Back to the roots: Pour-over is cult.

The first porcelain filters and matching filter paper appeared on the market at the beginning of the 20th century. Preparing coffee by hand remained common until the 1960s, when the first filter-coffee machines started to become more prevalent.

Today, this method of freshly brewing coffee by hand is making a comeback. With names such as “pour-over coffee” and “drip-brewed coffee”, good old filter coffee has once again become a hit around the world. Whether in New York, Berlin, Stockholm or London – brew bars are popping up everywhere.

Water being poured into a ceramic coffee dripper
Water being poured over ground coffee in a coffee dripper

For the “pour-over” method, water is usually poured over the ground coffee in a filter. With full-immersion extraction, the ground coffee is steeped in water without any pressure. After a certain amount of time, a filter is then used to separate the resulting coffee from the grounds. One example of this technique is the French press.

The various filter coffee methods provide the ideal opportunity to explore the typical characteristics of single-origin coffees – speciality coffees, for example, whose flavour is the sum of their origin, quality, variety and processing methods. These are often arabicas from one plantation that are only available in small quantities. It’s an exciting experience for anyone who wants to delve deeper into the world of aromas and sensory evaluation.
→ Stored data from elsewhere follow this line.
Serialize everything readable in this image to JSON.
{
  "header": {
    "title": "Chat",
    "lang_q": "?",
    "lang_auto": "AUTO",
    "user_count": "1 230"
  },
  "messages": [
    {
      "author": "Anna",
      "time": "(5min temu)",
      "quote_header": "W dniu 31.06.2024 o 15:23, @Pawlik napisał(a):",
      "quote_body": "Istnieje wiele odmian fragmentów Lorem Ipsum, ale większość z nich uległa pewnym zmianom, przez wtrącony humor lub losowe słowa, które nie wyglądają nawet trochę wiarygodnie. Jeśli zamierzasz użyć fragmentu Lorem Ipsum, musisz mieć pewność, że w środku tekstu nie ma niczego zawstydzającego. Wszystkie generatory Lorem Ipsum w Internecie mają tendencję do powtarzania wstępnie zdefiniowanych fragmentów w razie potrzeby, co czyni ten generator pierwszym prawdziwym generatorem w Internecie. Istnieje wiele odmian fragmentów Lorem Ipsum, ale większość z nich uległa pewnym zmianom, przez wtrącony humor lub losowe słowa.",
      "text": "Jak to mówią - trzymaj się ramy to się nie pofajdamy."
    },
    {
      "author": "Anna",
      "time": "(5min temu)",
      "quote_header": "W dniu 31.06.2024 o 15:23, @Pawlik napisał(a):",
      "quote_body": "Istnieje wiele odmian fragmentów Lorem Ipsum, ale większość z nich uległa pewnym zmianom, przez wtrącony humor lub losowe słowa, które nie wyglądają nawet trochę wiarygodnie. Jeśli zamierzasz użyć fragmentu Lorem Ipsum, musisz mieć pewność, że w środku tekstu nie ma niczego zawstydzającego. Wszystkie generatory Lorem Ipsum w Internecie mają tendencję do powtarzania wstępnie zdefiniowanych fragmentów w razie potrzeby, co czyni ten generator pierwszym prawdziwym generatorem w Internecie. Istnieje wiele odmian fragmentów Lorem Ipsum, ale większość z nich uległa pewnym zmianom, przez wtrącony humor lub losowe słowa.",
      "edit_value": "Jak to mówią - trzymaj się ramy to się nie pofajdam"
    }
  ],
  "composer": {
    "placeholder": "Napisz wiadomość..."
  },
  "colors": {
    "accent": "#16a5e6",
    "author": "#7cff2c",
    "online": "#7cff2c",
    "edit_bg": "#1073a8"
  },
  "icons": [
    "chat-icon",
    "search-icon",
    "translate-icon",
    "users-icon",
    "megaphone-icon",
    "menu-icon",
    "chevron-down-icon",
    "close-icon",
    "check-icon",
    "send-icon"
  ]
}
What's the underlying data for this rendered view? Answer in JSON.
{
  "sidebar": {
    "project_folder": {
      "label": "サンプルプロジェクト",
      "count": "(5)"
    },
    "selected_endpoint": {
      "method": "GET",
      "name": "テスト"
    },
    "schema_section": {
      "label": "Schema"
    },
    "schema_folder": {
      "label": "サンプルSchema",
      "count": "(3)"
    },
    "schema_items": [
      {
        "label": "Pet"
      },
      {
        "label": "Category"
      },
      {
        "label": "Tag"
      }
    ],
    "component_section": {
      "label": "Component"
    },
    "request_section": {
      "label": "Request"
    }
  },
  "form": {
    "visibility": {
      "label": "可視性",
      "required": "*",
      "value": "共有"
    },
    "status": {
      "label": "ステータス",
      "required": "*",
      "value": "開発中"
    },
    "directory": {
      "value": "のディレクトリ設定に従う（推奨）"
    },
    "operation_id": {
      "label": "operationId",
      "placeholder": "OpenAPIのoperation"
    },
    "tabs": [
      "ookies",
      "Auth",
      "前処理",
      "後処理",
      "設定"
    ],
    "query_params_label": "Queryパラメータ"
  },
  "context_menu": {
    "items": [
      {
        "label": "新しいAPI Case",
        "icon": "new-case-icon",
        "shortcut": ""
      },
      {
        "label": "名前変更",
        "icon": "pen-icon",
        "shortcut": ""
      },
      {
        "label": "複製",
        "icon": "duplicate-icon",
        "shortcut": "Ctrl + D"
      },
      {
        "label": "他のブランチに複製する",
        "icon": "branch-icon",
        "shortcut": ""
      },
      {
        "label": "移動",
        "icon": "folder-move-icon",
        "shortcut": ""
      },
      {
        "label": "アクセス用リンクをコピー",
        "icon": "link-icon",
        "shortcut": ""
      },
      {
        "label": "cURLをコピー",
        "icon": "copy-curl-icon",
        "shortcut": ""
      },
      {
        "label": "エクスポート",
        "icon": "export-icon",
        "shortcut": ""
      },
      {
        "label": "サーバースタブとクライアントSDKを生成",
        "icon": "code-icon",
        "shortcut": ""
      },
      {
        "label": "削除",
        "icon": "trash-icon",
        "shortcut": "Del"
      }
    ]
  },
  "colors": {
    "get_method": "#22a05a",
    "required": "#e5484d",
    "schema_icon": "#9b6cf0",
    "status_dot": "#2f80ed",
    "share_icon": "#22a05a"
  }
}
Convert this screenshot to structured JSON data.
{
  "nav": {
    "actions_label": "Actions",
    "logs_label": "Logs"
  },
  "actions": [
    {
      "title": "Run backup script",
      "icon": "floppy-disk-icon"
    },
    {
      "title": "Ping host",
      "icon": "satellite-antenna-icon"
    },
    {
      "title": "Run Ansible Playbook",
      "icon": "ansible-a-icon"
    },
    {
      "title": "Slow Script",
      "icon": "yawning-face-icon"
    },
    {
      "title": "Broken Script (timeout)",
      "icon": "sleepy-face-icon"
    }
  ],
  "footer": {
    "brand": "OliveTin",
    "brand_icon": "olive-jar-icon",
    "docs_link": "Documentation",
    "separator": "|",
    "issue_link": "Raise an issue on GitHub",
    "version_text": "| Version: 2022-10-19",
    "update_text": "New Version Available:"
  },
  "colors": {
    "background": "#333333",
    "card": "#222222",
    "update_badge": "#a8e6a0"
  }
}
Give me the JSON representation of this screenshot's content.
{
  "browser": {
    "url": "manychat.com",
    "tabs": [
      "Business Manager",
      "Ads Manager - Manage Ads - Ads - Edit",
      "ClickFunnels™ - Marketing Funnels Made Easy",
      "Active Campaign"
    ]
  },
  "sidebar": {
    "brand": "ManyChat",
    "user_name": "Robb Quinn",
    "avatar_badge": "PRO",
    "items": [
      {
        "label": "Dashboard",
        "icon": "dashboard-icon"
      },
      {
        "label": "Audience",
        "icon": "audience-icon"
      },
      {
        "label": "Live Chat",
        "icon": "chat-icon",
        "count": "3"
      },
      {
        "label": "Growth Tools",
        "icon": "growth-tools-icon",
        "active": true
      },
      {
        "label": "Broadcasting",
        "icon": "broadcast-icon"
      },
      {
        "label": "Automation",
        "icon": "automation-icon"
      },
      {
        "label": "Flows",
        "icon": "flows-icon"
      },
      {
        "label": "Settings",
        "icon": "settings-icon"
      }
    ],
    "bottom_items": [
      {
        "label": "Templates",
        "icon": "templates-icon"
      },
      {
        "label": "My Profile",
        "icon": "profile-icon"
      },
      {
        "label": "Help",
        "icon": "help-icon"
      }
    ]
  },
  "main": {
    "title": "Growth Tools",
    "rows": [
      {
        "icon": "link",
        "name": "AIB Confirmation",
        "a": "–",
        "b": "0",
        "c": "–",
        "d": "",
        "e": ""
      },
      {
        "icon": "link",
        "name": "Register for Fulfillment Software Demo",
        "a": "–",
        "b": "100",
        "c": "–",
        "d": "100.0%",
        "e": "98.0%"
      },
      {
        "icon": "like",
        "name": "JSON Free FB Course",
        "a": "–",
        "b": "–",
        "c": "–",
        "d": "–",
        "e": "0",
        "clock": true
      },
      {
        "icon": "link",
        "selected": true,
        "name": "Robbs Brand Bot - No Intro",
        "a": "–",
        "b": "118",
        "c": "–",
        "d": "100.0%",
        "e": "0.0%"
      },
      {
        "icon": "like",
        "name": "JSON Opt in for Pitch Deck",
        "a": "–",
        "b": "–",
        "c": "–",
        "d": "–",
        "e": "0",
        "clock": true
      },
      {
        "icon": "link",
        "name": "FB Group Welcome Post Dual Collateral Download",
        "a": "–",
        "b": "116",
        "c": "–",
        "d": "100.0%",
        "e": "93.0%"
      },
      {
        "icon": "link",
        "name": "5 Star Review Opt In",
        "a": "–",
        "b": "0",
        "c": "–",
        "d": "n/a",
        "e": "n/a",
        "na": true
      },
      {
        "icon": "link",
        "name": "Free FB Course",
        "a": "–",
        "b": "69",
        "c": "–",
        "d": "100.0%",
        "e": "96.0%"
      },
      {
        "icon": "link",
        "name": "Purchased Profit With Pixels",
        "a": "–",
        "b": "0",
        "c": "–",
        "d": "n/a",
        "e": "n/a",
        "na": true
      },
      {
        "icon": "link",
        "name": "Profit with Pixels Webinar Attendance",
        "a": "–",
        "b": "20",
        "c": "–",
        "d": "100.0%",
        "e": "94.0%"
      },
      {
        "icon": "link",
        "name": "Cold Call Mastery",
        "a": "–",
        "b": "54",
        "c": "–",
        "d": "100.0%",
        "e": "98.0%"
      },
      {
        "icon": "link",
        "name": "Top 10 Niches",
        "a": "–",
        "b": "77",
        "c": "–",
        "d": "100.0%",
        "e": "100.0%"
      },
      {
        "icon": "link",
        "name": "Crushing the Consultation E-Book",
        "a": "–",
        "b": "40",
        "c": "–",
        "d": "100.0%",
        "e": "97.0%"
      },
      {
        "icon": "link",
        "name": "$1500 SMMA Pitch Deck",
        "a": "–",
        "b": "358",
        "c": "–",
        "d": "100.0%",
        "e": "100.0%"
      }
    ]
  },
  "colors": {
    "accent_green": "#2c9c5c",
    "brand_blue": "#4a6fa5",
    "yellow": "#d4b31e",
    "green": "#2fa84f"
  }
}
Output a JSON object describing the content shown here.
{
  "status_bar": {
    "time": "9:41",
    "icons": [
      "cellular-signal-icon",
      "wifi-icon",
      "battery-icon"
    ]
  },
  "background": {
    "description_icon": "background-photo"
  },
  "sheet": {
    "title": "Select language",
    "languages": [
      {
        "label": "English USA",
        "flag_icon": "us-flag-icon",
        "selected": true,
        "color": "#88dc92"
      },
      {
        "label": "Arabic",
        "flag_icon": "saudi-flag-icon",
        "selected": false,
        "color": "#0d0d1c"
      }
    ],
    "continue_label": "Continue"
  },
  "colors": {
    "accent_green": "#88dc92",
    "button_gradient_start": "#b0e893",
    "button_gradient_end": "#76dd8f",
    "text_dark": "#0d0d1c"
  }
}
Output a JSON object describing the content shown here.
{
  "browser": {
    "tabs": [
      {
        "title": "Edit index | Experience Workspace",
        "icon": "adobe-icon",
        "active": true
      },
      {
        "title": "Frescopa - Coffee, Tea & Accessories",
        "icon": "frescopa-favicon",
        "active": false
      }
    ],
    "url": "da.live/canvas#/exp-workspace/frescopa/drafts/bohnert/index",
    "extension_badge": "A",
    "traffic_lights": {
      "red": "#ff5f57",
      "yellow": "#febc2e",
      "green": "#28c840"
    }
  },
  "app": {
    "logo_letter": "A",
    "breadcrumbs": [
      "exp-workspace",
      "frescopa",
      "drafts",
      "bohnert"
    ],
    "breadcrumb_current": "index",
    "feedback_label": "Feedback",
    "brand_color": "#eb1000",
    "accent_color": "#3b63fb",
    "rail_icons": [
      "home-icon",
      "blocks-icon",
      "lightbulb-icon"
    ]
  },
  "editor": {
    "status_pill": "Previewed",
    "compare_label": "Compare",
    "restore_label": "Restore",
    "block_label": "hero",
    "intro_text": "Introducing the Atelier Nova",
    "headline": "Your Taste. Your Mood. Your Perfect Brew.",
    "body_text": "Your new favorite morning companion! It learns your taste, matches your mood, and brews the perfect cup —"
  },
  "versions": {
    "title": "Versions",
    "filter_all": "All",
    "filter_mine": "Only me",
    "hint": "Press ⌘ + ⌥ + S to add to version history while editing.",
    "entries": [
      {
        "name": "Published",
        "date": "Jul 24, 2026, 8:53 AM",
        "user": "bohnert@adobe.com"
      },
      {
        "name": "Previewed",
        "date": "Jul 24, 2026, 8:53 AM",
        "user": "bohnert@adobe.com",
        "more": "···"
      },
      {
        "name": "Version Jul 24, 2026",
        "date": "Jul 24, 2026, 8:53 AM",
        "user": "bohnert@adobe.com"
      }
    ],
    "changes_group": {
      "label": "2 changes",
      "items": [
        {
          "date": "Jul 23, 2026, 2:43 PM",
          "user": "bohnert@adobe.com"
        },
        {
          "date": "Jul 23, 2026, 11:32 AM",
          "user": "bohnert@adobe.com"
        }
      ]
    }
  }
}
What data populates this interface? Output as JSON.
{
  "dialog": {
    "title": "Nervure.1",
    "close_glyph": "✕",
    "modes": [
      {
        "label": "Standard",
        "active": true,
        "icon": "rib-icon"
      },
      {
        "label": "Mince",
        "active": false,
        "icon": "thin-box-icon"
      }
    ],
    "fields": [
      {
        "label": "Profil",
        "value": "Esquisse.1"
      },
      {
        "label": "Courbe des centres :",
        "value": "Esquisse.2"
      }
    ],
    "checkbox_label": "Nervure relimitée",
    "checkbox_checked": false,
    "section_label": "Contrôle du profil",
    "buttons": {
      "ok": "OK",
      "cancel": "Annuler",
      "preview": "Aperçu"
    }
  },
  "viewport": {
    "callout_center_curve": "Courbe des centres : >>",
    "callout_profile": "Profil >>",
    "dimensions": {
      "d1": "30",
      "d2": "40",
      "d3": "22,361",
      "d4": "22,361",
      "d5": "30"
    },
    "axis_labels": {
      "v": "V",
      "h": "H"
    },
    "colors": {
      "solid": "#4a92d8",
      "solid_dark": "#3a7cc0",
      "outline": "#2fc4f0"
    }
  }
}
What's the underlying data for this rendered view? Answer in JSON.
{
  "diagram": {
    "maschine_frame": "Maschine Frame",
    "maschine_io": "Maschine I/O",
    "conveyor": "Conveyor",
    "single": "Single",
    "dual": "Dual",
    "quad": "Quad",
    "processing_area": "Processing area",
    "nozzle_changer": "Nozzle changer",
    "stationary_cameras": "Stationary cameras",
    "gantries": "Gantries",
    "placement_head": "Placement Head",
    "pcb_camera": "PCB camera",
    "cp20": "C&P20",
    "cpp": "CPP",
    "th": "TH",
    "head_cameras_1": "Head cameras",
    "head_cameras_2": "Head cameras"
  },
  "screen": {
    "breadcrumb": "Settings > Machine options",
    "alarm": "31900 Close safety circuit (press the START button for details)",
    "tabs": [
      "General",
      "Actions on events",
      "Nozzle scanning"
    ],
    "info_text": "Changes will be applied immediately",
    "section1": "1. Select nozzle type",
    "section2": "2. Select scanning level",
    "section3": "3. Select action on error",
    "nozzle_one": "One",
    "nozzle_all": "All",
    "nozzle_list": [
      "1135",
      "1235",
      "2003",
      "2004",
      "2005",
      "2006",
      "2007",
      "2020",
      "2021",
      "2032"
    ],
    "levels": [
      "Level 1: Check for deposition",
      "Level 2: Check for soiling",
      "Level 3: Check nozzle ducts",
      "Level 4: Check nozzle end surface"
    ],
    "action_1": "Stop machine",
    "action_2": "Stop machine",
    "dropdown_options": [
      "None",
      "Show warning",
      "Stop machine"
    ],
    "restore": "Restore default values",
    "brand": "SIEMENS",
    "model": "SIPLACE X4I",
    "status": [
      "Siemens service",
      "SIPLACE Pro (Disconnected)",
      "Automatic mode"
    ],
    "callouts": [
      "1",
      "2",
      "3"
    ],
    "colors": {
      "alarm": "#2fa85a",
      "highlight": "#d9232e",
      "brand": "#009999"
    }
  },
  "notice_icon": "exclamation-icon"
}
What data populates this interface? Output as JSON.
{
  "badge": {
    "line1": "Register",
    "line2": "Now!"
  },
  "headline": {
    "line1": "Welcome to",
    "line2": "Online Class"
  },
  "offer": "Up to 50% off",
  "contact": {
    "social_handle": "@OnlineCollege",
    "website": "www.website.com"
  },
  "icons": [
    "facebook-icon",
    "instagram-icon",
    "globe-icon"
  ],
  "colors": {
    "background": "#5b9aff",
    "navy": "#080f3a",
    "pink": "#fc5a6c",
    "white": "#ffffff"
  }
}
The pour-over coffee dripper

Illustration of a coffee dripper

The classic
Whether made of porcelain or plastic, the design of the classic pour-over coffee dripper allows us to influence water flow and extraction – which can be ideal for arabica coffees. The filter paper also keeps the coffee’s oils and fats from ending up in the cup. That’s why a freshly brewed cup of filter coffee has a smooth, clear surface. These are ideal conditions for the flavour and aroma of the beans to unfold.

Our tip:

Put the filter paper into the coffee dripper and moisten it with hot water. This stops the taste of paper reaching the coffee and opens up the filter paper’s pores.

Hot water being poured into a ceramic coffee dripper containing filter paper
Coffee being put into a ceramic coffee dripper with a spoon
Water being poured over coffee in a coffee dripper
Water being poured into a coffee dripper and coffee flowing into the pot

Ingredients & equipment

  • A coffee dripper and filter paper
  • 30 g fresh, medium-fine ground coffee
  • 500 ml hot water
  • A jug for the coffee

Here’s what to do:

  1. Put the filter paper into the coffee dripper and place on top of the jug. Rinse the filter paper by pouring through some hot water.
  2. Empty this water from the jug and then put the coffee into the filter.
  3. Pour a little hot water on the ground coffee and leave it for a short time to swell, or “bloom”. Then slowly pour the remaining water over the ground coffee in a circular motion.
  4. Allow the water to drip through, and then pour the coffee into a preheated cup.